The Lawsons are serial entrepreneurs and once had a couple of e-commerce businesses, through which they sold hand-printed, fair-trade shirts and adult-themed candles. During the pandemic, those businesses were "crushing it," Kim said, as Vons picked up their T-shirts, and people confined to their homes were apparently very interested in candles with scents like "Irish Morning Wood" and "Horney Honeysuckle" and labels that read "Light when you want me naked."

Post-pandemic, though, shipping costs more than doubled, but the Lawson sisters had already stocked up on inventory. Today, they have about a thousand candles in the hostel basement, with no way to make a profit on them. They stopped shipping candles completely last summer, and to cover their losses, they decided to put Jackass Hostel up for sale this year. They're asking $339,000.
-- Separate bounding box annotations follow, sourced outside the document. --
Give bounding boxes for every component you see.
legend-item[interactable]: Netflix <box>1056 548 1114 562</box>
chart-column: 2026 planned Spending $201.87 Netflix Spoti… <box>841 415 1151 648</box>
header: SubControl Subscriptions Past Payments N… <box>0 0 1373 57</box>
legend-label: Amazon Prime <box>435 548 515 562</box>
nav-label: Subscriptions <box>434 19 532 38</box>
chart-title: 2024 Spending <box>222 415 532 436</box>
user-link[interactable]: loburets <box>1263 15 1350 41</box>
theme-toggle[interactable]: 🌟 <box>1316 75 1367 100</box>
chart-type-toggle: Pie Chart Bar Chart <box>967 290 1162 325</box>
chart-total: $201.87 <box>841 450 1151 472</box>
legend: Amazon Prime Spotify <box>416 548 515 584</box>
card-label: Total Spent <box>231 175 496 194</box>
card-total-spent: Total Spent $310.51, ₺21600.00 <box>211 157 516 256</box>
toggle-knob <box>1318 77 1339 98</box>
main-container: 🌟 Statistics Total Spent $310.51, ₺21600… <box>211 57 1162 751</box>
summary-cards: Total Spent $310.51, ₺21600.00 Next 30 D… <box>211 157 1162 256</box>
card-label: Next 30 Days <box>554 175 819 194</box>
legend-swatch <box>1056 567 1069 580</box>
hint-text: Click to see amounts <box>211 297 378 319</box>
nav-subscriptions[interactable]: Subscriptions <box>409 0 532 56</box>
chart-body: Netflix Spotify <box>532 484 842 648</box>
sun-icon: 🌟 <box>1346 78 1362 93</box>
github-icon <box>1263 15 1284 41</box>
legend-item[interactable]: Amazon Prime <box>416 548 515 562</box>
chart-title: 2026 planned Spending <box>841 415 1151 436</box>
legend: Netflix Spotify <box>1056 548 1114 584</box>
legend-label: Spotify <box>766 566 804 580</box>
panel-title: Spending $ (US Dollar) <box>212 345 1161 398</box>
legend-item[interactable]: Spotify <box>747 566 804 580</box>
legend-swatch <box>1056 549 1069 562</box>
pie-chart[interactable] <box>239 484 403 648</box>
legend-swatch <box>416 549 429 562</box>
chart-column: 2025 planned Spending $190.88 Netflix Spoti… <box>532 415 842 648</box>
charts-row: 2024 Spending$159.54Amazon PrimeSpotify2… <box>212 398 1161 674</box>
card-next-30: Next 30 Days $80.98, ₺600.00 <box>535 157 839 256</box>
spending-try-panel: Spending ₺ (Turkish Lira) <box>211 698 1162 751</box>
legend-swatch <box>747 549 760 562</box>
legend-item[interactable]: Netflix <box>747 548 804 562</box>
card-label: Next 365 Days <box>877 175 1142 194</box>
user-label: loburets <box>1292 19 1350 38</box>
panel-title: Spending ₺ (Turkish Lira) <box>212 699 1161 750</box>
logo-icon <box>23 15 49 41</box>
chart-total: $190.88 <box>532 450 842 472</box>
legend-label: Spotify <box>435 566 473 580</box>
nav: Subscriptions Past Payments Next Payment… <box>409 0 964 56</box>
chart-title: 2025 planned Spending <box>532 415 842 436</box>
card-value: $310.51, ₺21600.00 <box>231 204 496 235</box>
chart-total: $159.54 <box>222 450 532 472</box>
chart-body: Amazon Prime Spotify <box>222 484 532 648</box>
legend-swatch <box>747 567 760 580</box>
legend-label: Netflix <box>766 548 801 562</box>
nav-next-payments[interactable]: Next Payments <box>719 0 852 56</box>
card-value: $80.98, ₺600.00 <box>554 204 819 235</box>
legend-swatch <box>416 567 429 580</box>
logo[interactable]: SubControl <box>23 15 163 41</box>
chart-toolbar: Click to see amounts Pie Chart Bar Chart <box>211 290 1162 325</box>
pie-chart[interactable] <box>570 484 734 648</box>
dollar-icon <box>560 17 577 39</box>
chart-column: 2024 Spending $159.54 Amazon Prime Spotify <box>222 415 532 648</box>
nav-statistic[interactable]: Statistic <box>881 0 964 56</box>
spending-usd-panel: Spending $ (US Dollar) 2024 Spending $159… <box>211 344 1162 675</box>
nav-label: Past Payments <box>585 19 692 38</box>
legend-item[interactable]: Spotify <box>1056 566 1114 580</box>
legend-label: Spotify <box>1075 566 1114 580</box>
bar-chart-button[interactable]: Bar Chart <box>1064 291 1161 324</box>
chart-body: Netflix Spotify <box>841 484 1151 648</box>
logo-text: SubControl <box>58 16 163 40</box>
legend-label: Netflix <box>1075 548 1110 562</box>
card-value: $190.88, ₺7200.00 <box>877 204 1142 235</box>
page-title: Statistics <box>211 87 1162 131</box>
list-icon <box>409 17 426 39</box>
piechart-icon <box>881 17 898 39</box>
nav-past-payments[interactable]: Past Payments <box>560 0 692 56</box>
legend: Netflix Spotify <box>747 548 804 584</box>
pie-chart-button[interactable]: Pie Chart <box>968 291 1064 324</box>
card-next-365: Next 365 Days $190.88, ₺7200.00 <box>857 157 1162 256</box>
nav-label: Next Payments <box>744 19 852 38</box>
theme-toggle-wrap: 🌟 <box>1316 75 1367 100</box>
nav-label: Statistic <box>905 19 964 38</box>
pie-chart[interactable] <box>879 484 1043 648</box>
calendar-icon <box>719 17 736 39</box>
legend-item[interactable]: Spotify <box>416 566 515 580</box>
"Selling this house gets us even again," Heather said. "And we can start over without having that debt."

For some North Fork locals, there's concern over who might step in and what direction they might take the hostel.

"I think that our town can use as much life as possible," said Becky Kern, a co-owner of the Kern Family Farm and its organic grocery store, the Gnarly Carrot. "But I would be a little nervous about someone coming in that doesn't understand the small-town feel and, you know, wants to just turn it into something crazy."

Kern has appreciated that over the years, the Lawsons have purchased the store's fruit to stock the hostel and have sent guests to shop there. In general, Kern said, she supports anything that draws respectful tourists to come appreciate the beauty of the area and the community.

So she's glad that the Lawsons aren't running a fire sale. As they wait for the right buyer, Kim has taken a job as the director of communications at the Yosemite Mariposa County Tourism Bureau. And together, she and Heather are working on a new business they aren't ready to talk about.

"We're willing to hang on a little bit longer for someone to come in that actually wants to keep running the hostel," Kim said. "Because it's really good for the community."